FDA wants consumer input on new food labels | Strollerderby commented on Apr 29 10 at 6:10 pm

Thanks so much for writing this. It’s amazing that even well-educated people will extrapolate such extreme conclusions when the findings find marginal differences at best. Then they back it up with anecdotal evidence. Ummm, duh? Ever hear of science? The truth is that people believe what they want to believe.

My son’s in kindergarten and came home one day to announce that “no one wanted to be friends” with him. Turns out that, according to his teacher, he is so advanced verbally that when he sits down and starts conversing with his peers, they just clam up because they have no idea how to respond to his advanced vocabulary and sentence structure. They are perfectly happy to sit and play with him but, when he’s chatting away and not getting a response, he interprets it as rejection.

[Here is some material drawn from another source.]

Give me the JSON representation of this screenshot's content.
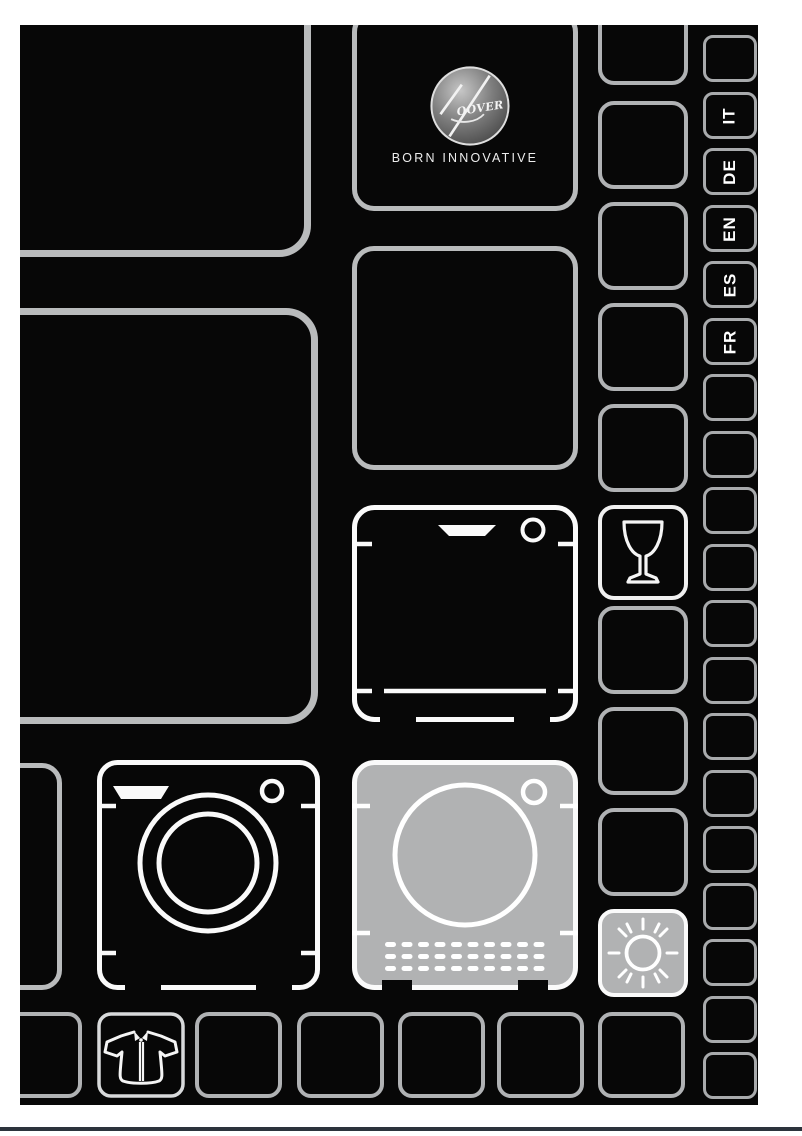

It’s nice to know that the science supports that he is not a freak! It’s disappointing to know that some of my teacher friends perpetuate these stereotypes in their classes.

Voice of Reason commented on Apr 29 10 at 6:08 pm

The ratio of boys to girls is very high in speech therapy in my outpatient clinic. I don’t know why this is the case, the only info I could dig up on NIH was that apraxia of speech occurs more in boys than girls. Maybe the educators and therapists are observing the higher number of boys in Speech therapy and coming to such conclusions?

Gigi commented on Apr 29 10 at 6:22 pm

I’m so glad you shared this. My son said over 400 words are 18 months and everyone is treating him like a genius. I was the same way at his age, end believe me, it didn’t translate into anything more than being talkative. But somehow he’s extraordinary because he’s a boy. Phooey.

Amber commented on Apr 30 10 at 7:09 am

Try having 20 month boy/girl twins where the boy says way more words than his sister. Everything thinks he’s super smart while they’re concerned that my daughter isn’t talking enough. I remind them that they’re two different children and that they’re only twins because they were in utero together. I think it’s important that this article address that there really isn’t much difference between boys and girls in this regard and that parents just need to let their development happen.